Colonel House's loyalty to Mr. Wilson did not, however, make him hate the men at Paris who stood across the President's path. The personal representative's heart was too catholic for that. He—
Liked what e're he looked on
And his looks went everywhere.
He had a kindly feeling for the "old man," Clemenceau. He was a warm friend of Orlando, with whom Mr. Wilson had his quarrel over Fiume. He though well of Lloyd George, whom Mr. Wilson went abroad hating.
The Peace Conference was to him a personal problem. Peace was peace between Wilson and Clemenceau and Lloyd George and Orlando. Compromises were an accommodation among friends.
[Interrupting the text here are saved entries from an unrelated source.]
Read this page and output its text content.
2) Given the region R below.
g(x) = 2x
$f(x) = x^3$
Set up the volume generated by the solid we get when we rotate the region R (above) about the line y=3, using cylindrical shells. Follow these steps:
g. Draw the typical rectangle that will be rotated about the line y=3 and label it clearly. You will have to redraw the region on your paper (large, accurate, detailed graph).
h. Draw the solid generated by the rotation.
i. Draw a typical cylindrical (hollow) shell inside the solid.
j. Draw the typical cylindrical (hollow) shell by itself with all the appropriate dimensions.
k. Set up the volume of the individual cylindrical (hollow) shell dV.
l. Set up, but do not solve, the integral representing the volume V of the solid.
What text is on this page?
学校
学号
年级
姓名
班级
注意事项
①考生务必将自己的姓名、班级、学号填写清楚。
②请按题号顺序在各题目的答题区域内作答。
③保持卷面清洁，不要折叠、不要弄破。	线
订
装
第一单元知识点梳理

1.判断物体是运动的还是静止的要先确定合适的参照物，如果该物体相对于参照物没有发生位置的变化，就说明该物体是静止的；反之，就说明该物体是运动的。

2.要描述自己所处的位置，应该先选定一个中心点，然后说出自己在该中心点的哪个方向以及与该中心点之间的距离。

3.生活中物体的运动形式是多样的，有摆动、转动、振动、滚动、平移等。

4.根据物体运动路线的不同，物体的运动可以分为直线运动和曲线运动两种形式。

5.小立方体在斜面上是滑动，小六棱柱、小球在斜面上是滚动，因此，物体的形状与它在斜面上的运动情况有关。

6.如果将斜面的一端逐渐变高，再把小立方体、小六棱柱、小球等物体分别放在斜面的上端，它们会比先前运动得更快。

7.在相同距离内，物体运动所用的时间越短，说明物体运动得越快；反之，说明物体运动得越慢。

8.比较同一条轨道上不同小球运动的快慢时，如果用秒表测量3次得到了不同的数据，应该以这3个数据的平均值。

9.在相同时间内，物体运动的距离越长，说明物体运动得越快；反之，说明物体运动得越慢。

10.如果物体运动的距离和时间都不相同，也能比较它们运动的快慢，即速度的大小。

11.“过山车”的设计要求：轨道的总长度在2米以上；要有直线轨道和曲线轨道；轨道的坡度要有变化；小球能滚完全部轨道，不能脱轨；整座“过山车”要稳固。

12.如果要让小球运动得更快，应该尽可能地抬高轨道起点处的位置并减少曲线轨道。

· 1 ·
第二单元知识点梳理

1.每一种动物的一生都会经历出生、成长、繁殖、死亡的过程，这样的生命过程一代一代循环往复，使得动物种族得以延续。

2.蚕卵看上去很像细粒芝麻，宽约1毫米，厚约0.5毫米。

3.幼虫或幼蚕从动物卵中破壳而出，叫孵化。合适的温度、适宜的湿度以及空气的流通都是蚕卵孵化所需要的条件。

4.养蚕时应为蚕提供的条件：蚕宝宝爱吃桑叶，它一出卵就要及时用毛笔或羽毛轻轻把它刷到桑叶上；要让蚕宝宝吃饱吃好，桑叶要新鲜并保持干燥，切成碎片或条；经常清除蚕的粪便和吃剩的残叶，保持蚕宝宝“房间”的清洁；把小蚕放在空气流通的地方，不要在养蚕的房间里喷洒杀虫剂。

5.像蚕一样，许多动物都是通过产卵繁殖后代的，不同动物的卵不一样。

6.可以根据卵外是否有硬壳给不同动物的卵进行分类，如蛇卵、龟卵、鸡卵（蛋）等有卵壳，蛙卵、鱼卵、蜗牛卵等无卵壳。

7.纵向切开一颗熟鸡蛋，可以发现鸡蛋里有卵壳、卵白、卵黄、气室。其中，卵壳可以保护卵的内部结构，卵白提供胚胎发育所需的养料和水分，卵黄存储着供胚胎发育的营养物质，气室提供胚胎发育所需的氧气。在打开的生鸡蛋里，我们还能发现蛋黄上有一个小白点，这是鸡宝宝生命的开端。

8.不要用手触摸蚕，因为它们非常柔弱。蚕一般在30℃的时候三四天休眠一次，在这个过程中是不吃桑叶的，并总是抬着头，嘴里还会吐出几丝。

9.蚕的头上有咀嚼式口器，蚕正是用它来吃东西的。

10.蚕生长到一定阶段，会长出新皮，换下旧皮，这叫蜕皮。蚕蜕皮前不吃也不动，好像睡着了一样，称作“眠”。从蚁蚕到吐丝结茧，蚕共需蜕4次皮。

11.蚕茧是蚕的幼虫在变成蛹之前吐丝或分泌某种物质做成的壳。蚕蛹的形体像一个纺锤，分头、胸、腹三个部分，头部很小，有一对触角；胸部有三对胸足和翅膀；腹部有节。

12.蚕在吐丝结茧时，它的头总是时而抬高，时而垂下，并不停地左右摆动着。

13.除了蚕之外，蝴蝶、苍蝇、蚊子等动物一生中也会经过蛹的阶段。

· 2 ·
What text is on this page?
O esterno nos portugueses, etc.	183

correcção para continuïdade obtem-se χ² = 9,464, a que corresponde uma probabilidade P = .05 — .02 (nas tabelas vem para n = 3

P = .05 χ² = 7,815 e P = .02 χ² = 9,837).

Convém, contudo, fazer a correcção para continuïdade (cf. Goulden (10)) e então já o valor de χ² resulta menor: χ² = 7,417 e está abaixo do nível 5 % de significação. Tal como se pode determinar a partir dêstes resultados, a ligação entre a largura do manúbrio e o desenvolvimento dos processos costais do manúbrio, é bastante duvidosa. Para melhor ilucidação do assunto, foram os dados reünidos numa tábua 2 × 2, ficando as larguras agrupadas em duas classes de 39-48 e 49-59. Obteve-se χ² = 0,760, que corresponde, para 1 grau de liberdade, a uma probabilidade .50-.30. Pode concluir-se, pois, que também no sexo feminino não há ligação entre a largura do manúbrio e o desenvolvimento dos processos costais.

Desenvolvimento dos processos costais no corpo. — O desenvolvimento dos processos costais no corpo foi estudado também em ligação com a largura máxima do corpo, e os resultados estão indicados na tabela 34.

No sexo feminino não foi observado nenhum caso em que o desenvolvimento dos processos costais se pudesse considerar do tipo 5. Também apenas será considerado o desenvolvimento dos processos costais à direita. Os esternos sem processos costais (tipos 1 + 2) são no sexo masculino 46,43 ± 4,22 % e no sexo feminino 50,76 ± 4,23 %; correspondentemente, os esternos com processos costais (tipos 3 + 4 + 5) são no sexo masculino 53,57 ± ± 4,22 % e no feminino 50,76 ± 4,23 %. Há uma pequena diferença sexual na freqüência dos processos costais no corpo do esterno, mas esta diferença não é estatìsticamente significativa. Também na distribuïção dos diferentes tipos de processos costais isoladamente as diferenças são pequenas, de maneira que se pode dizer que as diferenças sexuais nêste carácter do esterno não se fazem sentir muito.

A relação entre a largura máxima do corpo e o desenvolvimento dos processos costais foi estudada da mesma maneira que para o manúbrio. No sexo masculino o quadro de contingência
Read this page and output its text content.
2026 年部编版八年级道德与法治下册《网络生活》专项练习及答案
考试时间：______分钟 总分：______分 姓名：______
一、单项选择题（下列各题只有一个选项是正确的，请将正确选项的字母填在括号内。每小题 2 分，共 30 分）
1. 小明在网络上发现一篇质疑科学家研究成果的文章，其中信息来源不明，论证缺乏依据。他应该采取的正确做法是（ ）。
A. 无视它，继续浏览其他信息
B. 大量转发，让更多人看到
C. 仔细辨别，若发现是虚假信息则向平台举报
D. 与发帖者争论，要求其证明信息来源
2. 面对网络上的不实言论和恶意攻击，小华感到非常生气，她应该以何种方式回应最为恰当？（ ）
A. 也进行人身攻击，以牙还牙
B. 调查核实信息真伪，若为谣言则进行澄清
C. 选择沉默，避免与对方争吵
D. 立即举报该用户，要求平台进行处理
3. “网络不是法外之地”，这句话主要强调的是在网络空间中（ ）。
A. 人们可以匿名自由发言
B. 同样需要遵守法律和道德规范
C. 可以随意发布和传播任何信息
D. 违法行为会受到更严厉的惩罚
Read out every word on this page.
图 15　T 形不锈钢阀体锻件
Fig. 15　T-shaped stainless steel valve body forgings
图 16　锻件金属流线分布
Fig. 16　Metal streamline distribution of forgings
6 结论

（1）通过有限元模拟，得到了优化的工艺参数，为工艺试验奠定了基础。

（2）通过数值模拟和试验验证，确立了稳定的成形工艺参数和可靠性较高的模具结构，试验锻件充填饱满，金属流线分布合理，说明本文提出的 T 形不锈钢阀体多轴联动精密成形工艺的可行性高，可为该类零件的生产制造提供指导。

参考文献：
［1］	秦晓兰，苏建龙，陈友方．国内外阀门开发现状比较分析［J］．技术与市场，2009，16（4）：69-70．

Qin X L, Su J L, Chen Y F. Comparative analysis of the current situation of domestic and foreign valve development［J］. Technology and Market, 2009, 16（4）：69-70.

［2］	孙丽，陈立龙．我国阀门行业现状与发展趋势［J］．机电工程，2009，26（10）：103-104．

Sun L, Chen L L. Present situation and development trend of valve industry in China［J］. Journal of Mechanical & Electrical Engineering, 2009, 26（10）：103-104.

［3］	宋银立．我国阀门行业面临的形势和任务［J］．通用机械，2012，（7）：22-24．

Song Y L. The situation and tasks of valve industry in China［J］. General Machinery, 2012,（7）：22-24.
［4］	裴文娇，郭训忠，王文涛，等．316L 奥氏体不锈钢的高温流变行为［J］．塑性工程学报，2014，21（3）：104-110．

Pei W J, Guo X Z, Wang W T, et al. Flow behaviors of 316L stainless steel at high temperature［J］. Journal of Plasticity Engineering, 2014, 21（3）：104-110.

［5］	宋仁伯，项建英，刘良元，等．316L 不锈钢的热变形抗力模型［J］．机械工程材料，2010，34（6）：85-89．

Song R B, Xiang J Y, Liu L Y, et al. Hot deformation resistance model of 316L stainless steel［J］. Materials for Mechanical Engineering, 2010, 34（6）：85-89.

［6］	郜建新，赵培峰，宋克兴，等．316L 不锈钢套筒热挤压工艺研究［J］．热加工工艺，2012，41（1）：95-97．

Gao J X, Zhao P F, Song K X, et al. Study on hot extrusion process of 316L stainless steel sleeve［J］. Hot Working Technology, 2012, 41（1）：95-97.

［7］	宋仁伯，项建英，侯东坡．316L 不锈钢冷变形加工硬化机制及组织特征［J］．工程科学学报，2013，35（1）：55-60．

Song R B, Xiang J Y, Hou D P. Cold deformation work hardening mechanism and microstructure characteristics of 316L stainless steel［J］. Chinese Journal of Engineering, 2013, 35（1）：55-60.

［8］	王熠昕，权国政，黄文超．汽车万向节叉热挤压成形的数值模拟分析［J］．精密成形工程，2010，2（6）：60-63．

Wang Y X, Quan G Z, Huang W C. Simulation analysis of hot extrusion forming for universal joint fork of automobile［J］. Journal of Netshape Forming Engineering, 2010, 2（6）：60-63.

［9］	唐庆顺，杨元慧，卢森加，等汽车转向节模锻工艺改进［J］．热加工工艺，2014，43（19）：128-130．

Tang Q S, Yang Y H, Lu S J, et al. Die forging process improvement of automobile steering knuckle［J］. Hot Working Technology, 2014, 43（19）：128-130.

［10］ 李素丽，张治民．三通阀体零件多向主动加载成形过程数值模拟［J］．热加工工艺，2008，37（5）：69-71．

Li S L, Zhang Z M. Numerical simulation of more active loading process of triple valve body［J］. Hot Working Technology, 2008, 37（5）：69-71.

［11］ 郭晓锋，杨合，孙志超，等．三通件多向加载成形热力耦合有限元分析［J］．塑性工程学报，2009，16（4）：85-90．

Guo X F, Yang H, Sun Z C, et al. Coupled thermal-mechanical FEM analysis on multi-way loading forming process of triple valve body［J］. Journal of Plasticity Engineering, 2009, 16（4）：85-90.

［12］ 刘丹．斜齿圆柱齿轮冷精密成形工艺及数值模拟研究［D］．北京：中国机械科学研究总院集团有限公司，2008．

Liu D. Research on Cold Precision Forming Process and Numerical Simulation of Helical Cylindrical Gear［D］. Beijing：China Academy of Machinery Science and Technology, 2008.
I never saw a man so utterly distressed as he was when President Wilson threatened to break up the Peace Conference and sent for the George Washington to take him home from Brest. It was as if his own dearest friends had become involved in a violent quarrel. He did not see the incident in terms of the principles involved, but only as the painful interruption of kindly personal relations. Men speak of him sometimes as the one of our commissioners who knew Europe; and Europeans, appreciating his sympathy, have fostered this idea by referring to his understanding of European problems.
But the Europe Colonel House knew was a personal Europe. The countries on his map were Lloyd George, Clemenceau, and Orlando. The problems of his Europe were Lloyd George, Clemenceau, and Orlando. He knew what Lloyd George wanted. He knew what Clemenceau wanted. He knew what Orlando wanted. That was enough.
His kindness of heart, his desire for pleasant personal relations, his incapacity to think in terms of principles, whether of the League of Nations or not, betrayed him in the matter of Shantung. Whether the Peace Conference should return Shantung to China, or leave it to Japan to return to China was to him, he often said, "only a question of method. There is no principle involved." The Japanese were a sensitive people, why should a kind heart question the excellence of their intentions with respect to China? Shantung would of course be returned. It was only a question of how.
The simple heart of Colonel House did not save him, either as a diplomat or as a friend. The failures at Paris plunged Mr. Wilson into depression in which he went as far down into the valley as he had been up on the heights during his vision—of a world made better by his hand. In his darker moments he saw nothing but enmity and disloyalty about him—even, a little later, "usurpation" in the case of the timorous and circumspect Mr. Lansing.
Colonel House says that he does not yet know what caused the breach between the President and himself. Relations stopped; that was all.